Victor Mair at Language Log has posted about a new dictionary that ups the ante in the East Asian contest “to see who can produce a dictionary with the most entries”:
The Koreans at Dankook University have just pulled off the amazing feat of compiling a dictionary that has outstripped anything yet generated by the Japanese or the Chinese themselves. After 30 years of labor and investing more than 31,000,000,000 KRW (equal to more than 25 million USD), the South Koreans have just published the Chinese-Korean Unabridged Dictionary in 16 volumes. This humongous lexicon contains nearly half a million entries composed of 55,000 different characters.

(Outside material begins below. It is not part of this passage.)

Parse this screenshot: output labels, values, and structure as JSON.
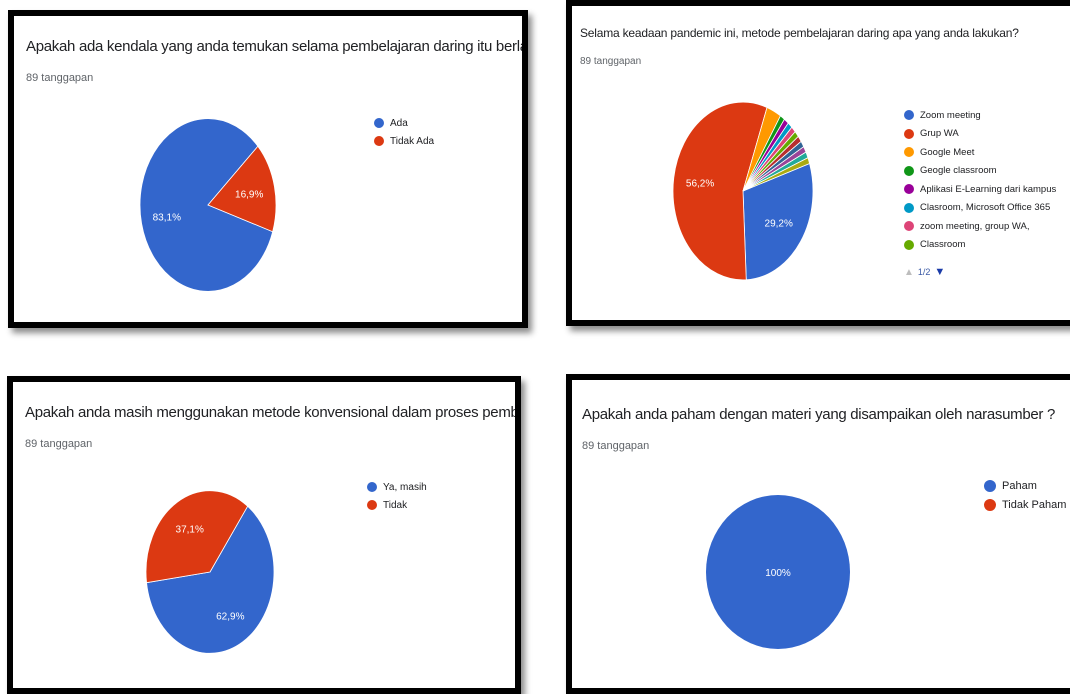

Which is interesting in itself, but I’m linking to the entry for Victor’s discussion of why “there will never be an end to the compilation of ever larger single character dictionaries, since the Chinese writing system is essentially open-ended” and why it’s pointless to try to accumulate as many characters as possible: “most of the characters in these mega-dictionaries can only be attested as having occurred once in history, and that often in lexicons of obscure characters!” There’s a very interesting graph of “number of characters” versus “rate of coverage” that shows that 6,600 characters cover 99.999% of what’s found in actual text, which means a massive compilation like the Zhonghua zihai 中華字海, with over 85,500 different characters, is an exercise in overkill.